My family has always called me a night owl. My college roommates would concur. My children have actually come in and yelled at me for keeping them awake (or waking them up) by typing in the middle of the night. In my California days, I consulted with a nutritionist who said I had the most whacked out Circadian rhythm she’s ever seen.

I don’t sleep well at night.

There are different types of insomnia, but essentially there’s the kind that means it is hard to get to sleep and the kind where you fall asleep but once you wake up, you can’t go back to sleep. I have both of those. Yeah, it’s a b*$ch. And I’ve had it all my life, as near as I can tell. It gets worse if I am worried or anxious about something.
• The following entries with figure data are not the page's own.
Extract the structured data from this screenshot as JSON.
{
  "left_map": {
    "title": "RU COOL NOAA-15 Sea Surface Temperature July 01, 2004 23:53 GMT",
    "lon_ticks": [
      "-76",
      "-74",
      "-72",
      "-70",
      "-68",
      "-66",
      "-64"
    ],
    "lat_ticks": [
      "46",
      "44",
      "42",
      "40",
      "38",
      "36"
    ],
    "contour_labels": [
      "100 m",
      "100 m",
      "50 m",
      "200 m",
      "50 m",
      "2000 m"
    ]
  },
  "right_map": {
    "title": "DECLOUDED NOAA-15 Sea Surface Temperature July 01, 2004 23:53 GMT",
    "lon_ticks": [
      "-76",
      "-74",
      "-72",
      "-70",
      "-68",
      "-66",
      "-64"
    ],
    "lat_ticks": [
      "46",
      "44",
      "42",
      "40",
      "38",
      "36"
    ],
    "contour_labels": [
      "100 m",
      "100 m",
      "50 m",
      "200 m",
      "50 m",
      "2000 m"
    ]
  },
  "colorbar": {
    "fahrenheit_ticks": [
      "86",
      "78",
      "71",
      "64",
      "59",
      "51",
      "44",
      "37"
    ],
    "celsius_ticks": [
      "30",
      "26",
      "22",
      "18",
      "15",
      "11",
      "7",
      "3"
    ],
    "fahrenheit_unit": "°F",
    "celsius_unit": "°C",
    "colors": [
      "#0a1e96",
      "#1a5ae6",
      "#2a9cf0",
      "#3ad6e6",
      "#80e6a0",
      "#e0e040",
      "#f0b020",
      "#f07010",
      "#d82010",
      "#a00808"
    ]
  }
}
And even worse if I’m sick or having any sort of pain. Pregnancy was a ton of fun!

If I am allowed to, my best hours of sleep are when the world doesn’t want me to — between 7am and 10 am. And my most productive hours are between 10pm and 2am. Not really a terrific schedule for work or a mother. So I cope. And I sleep very little, something I’m used to.

But sometimes my body really rebels and I get virtually no sleep. The clock keeps going by and I watch as it is 3am, 4am, 5am, 6am, my mind and body tensing as I know I will be a grouch with no sleep, and yet I know the day is about to start. This week has been one of those weeks.

Over the years I’ve talked to various doctors about it, who sort of shrug their shoulders, tell me to exercise more, cut out caffeine, maybe prescribe a sleeping pill. This is the year I’ve decided I can’t live this way any more. This is the year I’m going to hunt down someone who really understands this kind of a problem and helps me find a better way.